ZOOM LENSES AND MAXIMUM APERTURES
Some zoom lenses (like the 18–55mm kit lens) have a variable maximum aperture. This means that the largest opening will change depending on the zoom setting. In the example of the 18–55mm zoom the lens has a maximum aperture of f/3.5 at 18mm and only f/5.6
when the lens is zoomed out to 55mm.
One of my favorite features of Canon cameras is that they allow you to change the exposure compensation very quickly using the Quick Control dial on the back of your camera. Exposure compensation is a way to trick the camera into thinking that there is more or less light coming through the lens than its light meter actually reads. This meter wants to balance the exposure so that it is equal to a neutral gray shade. For example, if you were to photograph in an all-white environment, such as in the snow, your camera would want to make all of the white areas look gray and your image would end up dark and underexposed. You can compensate for this by telling the camera to overexpose the image so that your white snow will look white in your photograph (Figure 3.12).
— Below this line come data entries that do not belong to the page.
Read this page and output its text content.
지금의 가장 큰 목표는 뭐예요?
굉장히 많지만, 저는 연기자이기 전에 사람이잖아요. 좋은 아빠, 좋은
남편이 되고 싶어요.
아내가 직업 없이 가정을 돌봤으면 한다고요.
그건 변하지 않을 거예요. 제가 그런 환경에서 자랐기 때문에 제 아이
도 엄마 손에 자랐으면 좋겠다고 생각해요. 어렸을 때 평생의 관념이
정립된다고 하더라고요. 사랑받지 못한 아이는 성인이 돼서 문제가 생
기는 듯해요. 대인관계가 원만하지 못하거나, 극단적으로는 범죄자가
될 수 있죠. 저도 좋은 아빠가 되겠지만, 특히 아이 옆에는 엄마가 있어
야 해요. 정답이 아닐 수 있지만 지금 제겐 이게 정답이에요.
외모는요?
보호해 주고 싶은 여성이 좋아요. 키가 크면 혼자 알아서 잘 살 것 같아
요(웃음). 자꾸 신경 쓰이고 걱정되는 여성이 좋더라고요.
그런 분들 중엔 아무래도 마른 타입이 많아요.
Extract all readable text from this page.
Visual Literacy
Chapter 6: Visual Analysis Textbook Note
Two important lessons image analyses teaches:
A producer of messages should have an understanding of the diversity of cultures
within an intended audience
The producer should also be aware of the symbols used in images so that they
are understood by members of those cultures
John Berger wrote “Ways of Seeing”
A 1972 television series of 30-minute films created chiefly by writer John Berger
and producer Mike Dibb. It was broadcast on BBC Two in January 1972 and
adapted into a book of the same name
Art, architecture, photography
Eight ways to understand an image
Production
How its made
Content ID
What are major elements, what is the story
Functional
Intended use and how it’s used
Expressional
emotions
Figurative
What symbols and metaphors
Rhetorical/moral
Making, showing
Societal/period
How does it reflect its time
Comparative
SETTING EXPOSURE COMPENSATION
- On the back of your camera, make sure that the Quick Control Dial switch is pushed all the way to the left.
- Use your thumb to scroll the Quick Control dial to the left or right. Moving the dial to the left will tell your camera to underexpose the image (A), and moving it to the right will tell it to overexpose the image (B).
- This setting will stay in place until you change it back. If you want to lock it in to prevent further changes, then set the Quick Control Dial switch to the right (C).
Using the Quick Control dial to change your exposure compensation will expand the flexibility of using the P, Tv, and Av modes on your camera so that you won’t always have to rely on the camera to make the final decision.